In his Niagara scenes, Twachtman tended to depict the same scene twice, at different times of day, capturing changes in light, atmosphere, and form that occurred over time. This painting is thus the afternoon version of the scene he rendered in Niagara in Winter (OP.1200), probably a late morning view, where the direct sunlight reflects off of the ice in the foreground, infusing the chilled mists and spray at the base of the partially frozen falls. The images are on canvases of roughly the same size and both depict Horseshoe Falls on the Canadian side of Niagara Falls, but the two works are quite different. Niagara in Winter is more dynamic, conveying the way that the sun had a softening and glowing impact as if to loosen the grip of winter on the falls. Here, as the daylight begins to fade, the ice seems harder in the foreground and the falls more inert.

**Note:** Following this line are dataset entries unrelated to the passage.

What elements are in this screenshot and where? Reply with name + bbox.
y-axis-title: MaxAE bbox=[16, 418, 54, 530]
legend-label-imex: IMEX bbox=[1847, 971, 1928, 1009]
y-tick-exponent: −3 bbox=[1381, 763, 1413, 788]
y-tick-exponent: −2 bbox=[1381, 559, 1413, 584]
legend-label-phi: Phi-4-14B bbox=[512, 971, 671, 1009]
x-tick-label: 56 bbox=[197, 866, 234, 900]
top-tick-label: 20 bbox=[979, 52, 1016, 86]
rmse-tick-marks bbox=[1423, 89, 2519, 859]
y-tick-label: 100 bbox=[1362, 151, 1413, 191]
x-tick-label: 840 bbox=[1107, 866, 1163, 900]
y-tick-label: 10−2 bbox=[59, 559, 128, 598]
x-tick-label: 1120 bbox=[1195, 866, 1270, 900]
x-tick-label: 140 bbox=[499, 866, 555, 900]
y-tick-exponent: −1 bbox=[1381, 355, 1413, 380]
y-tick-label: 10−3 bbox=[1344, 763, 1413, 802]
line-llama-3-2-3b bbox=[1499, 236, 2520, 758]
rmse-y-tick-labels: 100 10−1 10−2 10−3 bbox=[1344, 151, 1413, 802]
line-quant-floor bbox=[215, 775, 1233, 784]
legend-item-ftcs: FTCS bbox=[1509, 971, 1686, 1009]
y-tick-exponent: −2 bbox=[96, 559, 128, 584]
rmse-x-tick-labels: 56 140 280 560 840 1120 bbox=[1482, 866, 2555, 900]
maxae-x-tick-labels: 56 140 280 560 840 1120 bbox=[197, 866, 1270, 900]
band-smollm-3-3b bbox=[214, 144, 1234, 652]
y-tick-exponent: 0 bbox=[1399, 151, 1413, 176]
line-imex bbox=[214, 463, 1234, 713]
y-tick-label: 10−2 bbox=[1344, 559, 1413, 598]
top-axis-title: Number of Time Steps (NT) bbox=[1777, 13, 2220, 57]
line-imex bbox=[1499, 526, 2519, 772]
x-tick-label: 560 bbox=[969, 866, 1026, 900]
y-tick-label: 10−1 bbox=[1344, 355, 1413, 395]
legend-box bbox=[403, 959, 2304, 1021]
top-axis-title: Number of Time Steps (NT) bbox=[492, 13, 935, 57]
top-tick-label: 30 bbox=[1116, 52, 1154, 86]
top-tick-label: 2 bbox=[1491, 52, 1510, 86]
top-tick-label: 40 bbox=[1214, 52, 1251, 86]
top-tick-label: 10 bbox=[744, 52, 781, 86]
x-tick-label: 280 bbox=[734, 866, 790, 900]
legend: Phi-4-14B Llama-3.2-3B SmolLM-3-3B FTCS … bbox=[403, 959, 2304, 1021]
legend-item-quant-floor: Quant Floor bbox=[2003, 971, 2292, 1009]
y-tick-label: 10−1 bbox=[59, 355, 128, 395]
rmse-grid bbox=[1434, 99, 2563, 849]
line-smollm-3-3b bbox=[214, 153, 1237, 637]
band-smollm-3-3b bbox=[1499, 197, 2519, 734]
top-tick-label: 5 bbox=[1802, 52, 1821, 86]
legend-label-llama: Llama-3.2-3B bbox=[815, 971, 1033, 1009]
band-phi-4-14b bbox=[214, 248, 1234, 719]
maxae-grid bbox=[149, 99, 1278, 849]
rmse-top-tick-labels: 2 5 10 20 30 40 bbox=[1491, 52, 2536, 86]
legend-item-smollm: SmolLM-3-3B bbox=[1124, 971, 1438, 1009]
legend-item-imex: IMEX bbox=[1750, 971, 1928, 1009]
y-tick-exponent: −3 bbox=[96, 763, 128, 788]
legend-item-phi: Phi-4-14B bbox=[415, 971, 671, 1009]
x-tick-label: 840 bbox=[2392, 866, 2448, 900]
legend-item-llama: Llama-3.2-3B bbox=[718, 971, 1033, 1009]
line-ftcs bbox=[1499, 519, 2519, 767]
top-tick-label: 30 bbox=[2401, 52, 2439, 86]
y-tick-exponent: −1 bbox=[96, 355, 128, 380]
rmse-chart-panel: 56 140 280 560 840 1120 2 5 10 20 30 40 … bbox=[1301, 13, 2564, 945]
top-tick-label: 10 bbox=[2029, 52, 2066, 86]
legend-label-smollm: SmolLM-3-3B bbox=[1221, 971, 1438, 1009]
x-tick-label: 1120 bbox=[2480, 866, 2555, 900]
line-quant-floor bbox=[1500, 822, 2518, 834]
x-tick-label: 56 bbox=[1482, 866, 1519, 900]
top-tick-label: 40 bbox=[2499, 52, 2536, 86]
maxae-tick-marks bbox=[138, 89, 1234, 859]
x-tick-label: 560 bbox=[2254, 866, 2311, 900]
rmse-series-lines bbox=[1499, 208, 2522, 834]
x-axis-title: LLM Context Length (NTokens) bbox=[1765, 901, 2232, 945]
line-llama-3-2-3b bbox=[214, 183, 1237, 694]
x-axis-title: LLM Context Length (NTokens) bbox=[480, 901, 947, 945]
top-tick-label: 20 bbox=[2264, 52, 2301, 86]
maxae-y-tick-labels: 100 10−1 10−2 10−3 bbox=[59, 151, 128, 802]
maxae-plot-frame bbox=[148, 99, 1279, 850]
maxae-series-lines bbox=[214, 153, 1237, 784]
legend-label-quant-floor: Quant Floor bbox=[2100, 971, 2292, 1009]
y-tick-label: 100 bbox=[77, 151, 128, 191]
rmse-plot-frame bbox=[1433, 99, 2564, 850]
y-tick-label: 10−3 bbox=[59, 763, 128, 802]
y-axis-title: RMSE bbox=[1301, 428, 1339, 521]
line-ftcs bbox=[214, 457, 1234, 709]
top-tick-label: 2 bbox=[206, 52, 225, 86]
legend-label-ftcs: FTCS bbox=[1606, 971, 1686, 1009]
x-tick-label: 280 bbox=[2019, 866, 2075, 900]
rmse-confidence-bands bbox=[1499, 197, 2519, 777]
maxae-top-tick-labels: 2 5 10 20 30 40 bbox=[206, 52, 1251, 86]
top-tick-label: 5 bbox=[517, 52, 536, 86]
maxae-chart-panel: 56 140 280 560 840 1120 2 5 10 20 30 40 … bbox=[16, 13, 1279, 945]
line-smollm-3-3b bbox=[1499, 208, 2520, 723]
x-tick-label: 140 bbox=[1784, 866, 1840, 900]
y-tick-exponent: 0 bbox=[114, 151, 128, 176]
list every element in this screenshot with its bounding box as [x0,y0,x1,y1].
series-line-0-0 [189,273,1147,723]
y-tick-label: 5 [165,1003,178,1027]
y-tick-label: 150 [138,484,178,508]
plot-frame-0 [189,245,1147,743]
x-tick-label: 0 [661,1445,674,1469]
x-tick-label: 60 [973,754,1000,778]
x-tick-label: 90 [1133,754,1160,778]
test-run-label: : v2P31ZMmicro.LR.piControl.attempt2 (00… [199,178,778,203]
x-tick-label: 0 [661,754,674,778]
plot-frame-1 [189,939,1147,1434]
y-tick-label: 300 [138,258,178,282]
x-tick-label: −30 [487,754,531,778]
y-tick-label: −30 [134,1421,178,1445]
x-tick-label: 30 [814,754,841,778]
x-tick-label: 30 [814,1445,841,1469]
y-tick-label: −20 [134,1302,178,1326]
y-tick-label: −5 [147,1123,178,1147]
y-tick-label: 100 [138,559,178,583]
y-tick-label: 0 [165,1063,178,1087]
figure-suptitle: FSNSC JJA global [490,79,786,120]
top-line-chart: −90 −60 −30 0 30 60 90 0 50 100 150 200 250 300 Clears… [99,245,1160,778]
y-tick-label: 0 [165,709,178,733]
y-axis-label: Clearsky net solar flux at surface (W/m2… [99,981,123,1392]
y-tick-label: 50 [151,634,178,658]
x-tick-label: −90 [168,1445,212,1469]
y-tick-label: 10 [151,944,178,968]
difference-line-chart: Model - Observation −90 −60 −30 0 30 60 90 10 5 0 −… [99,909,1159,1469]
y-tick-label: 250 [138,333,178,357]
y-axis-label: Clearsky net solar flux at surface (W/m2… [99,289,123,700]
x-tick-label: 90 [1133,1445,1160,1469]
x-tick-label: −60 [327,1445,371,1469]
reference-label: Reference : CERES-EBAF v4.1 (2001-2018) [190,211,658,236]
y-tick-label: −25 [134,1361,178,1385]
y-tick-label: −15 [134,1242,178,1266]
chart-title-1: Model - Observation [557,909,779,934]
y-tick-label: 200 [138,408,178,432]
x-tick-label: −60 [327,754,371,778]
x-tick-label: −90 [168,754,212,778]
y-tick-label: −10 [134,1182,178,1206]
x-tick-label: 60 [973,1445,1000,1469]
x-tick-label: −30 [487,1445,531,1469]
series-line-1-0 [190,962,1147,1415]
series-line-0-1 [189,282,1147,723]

In the 1894 spring annual of the National Academy of Design, it was undoubtedly this painting that Twachtman exhibited as Horseshoe Falls, Niagara—Afternoon. Described by the critics as a winter scene, the work could only have been either this work or Niagara in Winter, but the “Afternoon” in the title narrows it down to being this painting that was featured. Several reviewers took notice of it. A critic for the New York Evening Post wrote that Twachtman had shown “a view of Niagara that has a feeling of the rush of the cataract about it, and is, in addition, distinguished and individual in color.” The reviewer for the New York Times stated: “Among the landscapes that catch the eye on a second round of the Academy exhibition is the ‘Niagara in Winter’ by John H. Twachtman, a partial view of the Horseshoe taken in the afternoon. It rivals in beauty and delicate touch his ‘Winter,’ at the society’s show.” A writer named Samuel M. Comstock reported in the Hartford Courant: "J. H. Twachtman is known as an impressionist, whose work at times is a little vague, but if his 'Horseshoe Falls—Niagara" is a good sample of impressionistic work, we say, let us have more of it. The purity of tone with which he has treated the falls, the snow covered foreground, the dying spray, make an exceedingly restful thing for the eye, in connection with the beauty of line wherewith the picture is treated."
The painting appears to have remained in the artist's estate, and it was probably Martha Twachtman who lent it to the Panama-Pacific Exposition of 1915 with the title of Niagara, where it hung in the room devoted to Twachtman's work (Gallery 93), perhaps next to Niagara in Winter.